Diversity and Transparency Rally unites protest movements on campus

The rally took place in front of Hendricks Chapel at 3:30 p.m. on Monday.

Drawing together many of the individual protest movements active on campus this semester, approximately 200 people gathered on the steps of Hendricks Chapel Monday afternoon for the “Diversity and Transparency Rally.”

Organized by the recently formed student organization, the General Body, students from a variety of backgrounds and clubs converged to protest what they described as a series of closed-door decisions made by the administration. They also raised issues of discrimination on campus, both inside and outside the classroom.

Issues such as the closure of the Advocacy Center, the decision to not divest fossil fuels and the cuts to the POSSE program were all among the topics that were discussed.

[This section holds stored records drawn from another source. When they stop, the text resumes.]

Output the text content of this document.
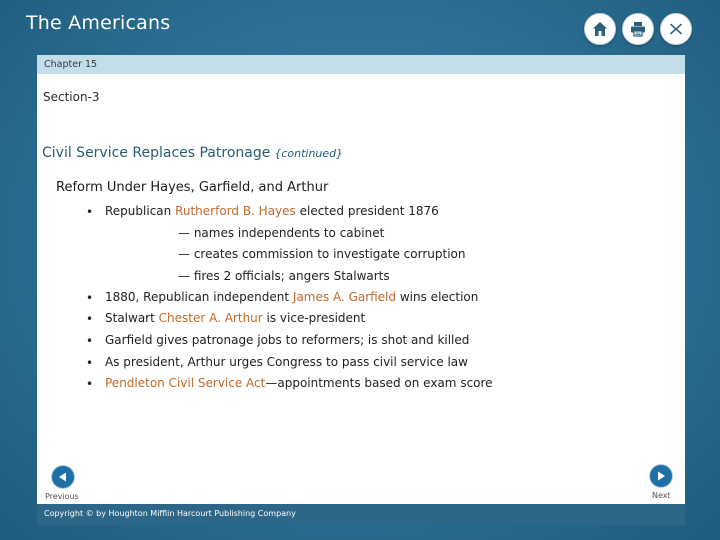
The Americans
Chapter 15
Section-3
Civil Service Replaces Patronage {continued}
Reform Under Hayes, Garfield, and Arthur
• Republican Rutherford B. Hayes elected president 1876
— names independents to cabinet
— creates commission to investigate corruption
— fires 2 officials; angers Stalwarts
• 1880, Republican independent James A. Garfield wins election
• Stalwart Chester A. Arthur is vice-president
• Garfield gives patronage jobs to reformers; is shot and killed
• As president, Arthur urges Congress to pass civil service law
• Pendleton Civil Service Act—appointments based on exam score
Previous	Next
Copyright © by Houghton Mifflin Harcourt Publishing Company
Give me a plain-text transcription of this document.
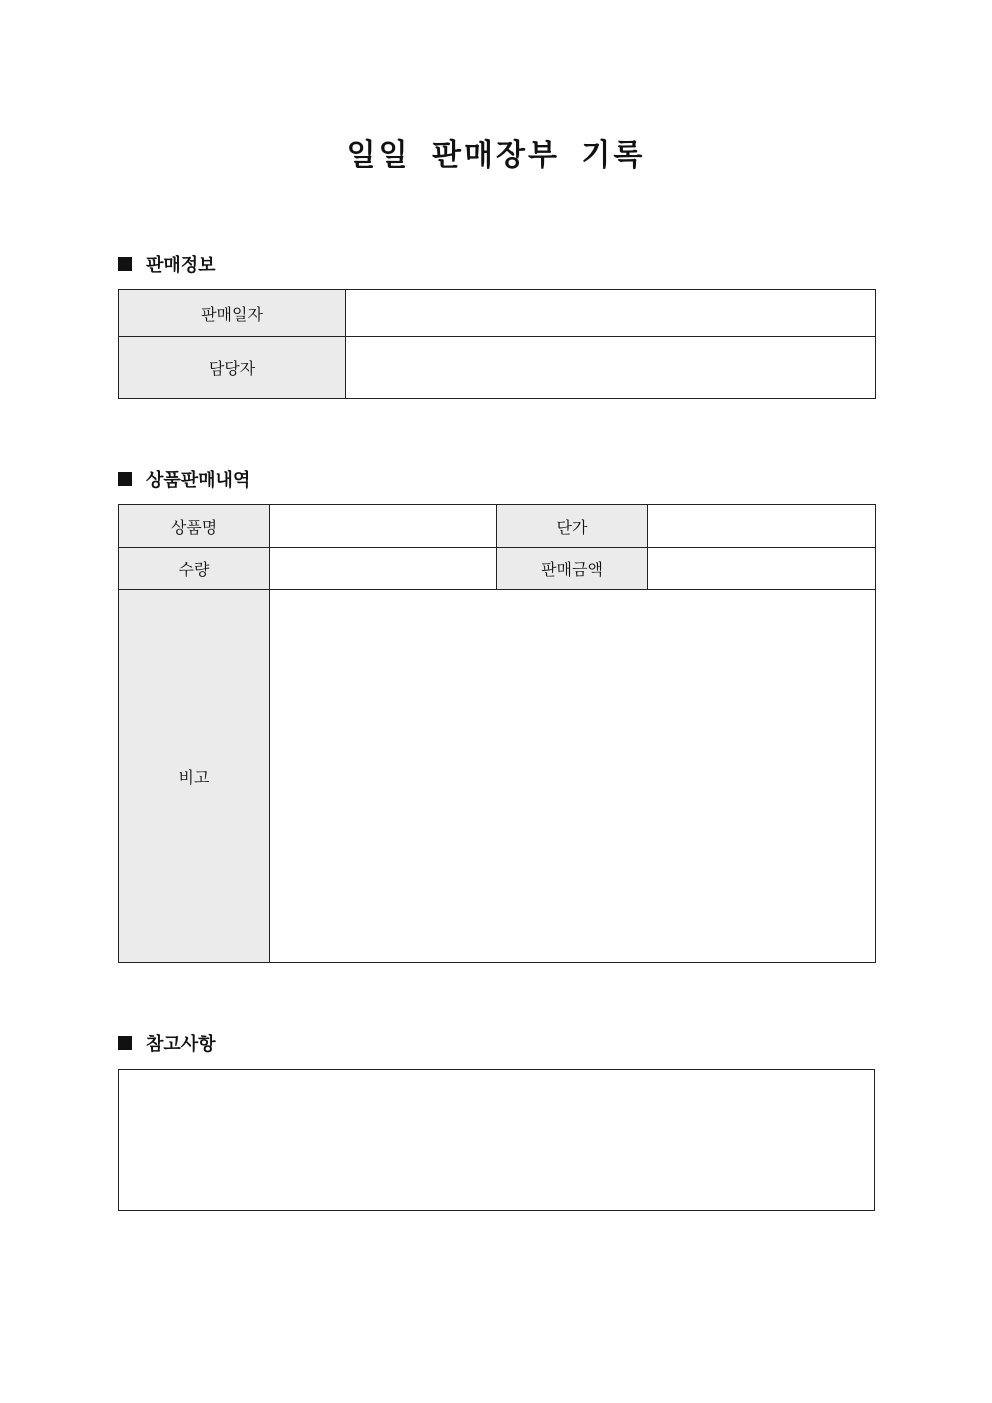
일일 판매장부 기록
판매정보
판매일자	
담당자	
상품판매내역
상품명		단가	
수량		판매금액	
비고			
참고사항
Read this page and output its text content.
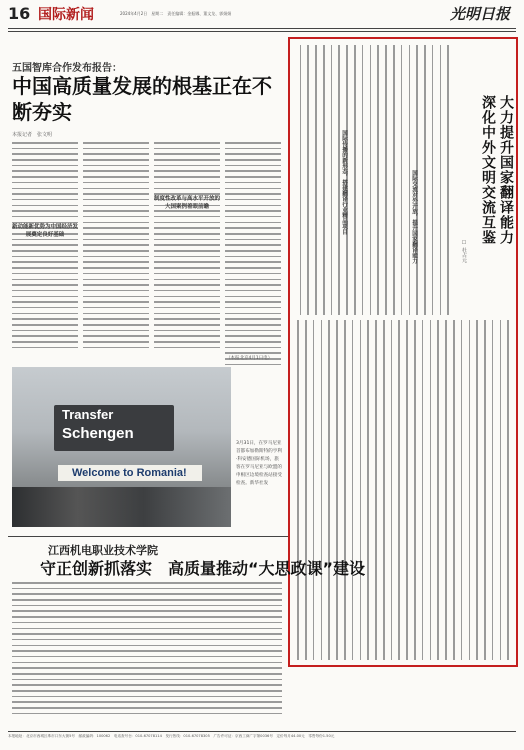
16 国际新闻	2024年4月2日　星期二　责任编辑：金振娜、董文龙、郭娟娟	光明日报
五国智库合作发布报告：
中国高质量发展的根基正在不断夯实
本报记者　张文明
新动能新优势为中国经济发展奠定良好基础
制度性改革与高水平开放的大国案例着眼前瞻
（本报北京4月1日电）
Transfer
Schengen
Welcome to Romania!
3月31日，在罗马尼亚首都布加勒斯特的亨利·科安德国际机场，旅客在罗马尼亚与欧盟的申根区边境检查站接受检查。新华社发
大力提升国家翻译能力
深化中外文明交流互鉴
☐ 杜占元
国际传播的新形态，搭建翻译行业精品项目	国际交流对外开放，提升国家翻译能力
江西机电职业技术学院
守正创新抓落实　高质量推动“大思政课”建设
本报地址：北京市西城区珠市口东大街5号　邮政编码：100062　电话查号台：010-67078114　发行热线：010-67078305　广告许可证：京西工商广字第0036号　定价每月44.00元　零售每份1.50元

In a 43-page document posted to their website, the General Body laid out a list of grievances and demands. Demands included transparency when making policy changes, as well as an explanation from Chancellor Kent Syverud and meetings with the various affected student groups. They also called for the formation of a student advisory committee for the administration.

“What we are putting on today is supposed to bring light to the decisions that have been made affecting all these students without any input from us,” said Emma Edwards, a geography and policy studies senior.

Beginning at 2 p.m., students began to gather on the steps to share poems, music and other creative forms of expression to give a personal light to their individual causes. Then at 3 p.m., representatives from various student groups spoke to the growing crowd about how their members have been affected by the administration’s decisions.

Each speech was met with an impassioned chant, reflecting the student body’s sense of urgency to make change. One of the most popular chants was, “The people united will never be defeated.”

Speakers at the rally said they are unhappy with current policy decisions. But more so, they said, they are unhappy with the manner in which some policies have been made.

“It was a very undemocratic process,” Edwards said. She, among some others in the crowd, became involved through in the Diversity and Transparency Rally through her involvement in the divestment campaign at SU.  “That decision was made behind closed doors,” she said of SU’s decision not to divest fossil fuels. “They didn’t tell us when it was going to be, they didn’t invite a student representative.”

As the policy changes affected a variety of students from all corners of the SU campus, some students said they attended to raise their specific problems with the administration. That presence will bring visibility to the issues on hand, Edwards said.

“We are all unique but similar in so many ways,” said organizer Colton Jones, a psychology senior. “The struggles that one group faces, everyone faces.”

In the past few months, an increase of student protests and expressions of dissatisfaction among the student body has given hope to those advocating for policy changes, said Student Association speaker Daniel Hernandez. “The change we want can finally come through,” he said.

When the rally concluded at 4:30 p.m., participants marched to Crouse-Hinds Hall to deliver their list of demands to the administration. Upon entering the building through a back door, they staged a sit-in in the building’s lobby. Their intention, several organizers said, is to remain until they receive a written and verbal acknowledgment of their demands from the chancellor.